I remember clearly my first in-class presentation at university. I was in Mary Barry's third-year Shakespeare class at Memorial, and she set up the papers in debate format. I was nervous as I squared off against a brilliant young woman, also destined for the profession, but I knew I would prevail when, turning over her script, her hands rose above the edge of her lectern, and they were shaking violently.
I have always taken some solace in knowing when other people are as uncomfortable as I.
We began presentations in our class this week, but I have not organized them as debates. For each topic, one student presents and another, with a week to work with the script, must deliver a response. Over the years, people have been nervous about critiquing the work of their classmates. Basically, I expect that the response will summarize the thesis of the presentation. If there are weaknesses, the response can fix them; if there is something interesting, the response can extend the idea. It need not, indeed it should not, be unpleasant. We can leave attempts to embarrass each other until graduate school, where presentations are bloodsport.

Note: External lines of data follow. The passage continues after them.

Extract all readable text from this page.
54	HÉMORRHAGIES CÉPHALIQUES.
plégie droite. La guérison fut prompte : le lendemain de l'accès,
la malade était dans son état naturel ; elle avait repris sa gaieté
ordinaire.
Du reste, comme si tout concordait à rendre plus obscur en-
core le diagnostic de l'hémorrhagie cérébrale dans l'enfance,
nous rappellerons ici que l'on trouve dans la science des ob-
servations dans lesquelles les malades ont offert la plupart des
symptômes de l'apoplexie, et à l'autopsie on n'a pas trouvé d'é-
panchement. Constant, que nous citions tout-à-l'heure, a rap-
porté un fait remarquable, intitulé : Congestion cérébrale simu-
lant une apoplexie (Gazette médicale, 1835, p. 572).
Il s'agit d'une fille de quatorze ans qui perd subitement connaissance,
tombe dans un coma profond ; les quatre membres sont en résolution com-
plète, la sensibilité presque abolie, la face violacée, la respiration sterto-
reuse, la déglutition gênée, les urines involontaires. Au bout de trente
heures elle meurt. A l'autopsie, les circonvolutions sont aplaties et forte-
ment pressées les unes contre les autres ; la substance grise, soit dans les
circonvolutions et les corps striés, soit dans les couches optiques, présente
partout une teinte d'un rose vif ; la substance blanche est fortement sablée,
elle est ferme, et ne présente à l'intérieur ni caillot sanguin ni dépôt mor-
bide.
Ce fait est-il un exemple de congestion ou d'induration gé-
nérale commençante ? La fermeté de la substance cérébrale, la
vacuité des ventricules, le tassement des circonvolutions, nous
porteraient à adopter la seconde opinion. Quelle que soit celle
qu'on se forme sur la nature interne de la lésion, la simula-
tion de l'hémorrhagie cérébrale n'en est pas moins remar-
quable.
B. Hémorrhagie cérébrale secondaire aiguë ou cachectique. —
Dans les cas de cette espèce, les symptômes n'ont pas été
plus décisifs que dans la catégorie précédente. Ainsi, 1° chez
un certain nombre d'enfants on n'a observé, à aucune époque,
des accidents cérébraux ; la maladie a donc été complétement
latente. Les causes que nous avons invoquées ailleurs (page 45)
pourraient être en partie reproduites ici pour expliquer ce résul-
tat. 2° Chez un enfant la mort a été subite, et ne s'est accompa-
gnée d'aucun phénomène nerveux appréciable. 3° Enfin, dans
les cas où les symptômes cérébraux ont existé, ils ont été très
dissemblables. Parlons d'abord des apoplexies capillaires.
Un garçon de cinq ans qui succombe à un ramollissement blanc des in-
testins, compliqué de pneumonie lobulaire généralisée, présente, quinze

I was not displeased with these first efforts, though it is clear that the students, predictably, were not always comfortable. Does one refer to ones classmates by their first names? Their last? Both? What happens when citing the prof? We got through all those kinds of things, but what disappointed me was the lack of secondary research in the response papers. The syllabus sets out that each of these presentations need five sources: one could simply revisit some of the resources used in the position papers. Otherwise, are we not just hearing visceral reactions? Who needs a week to prepare those?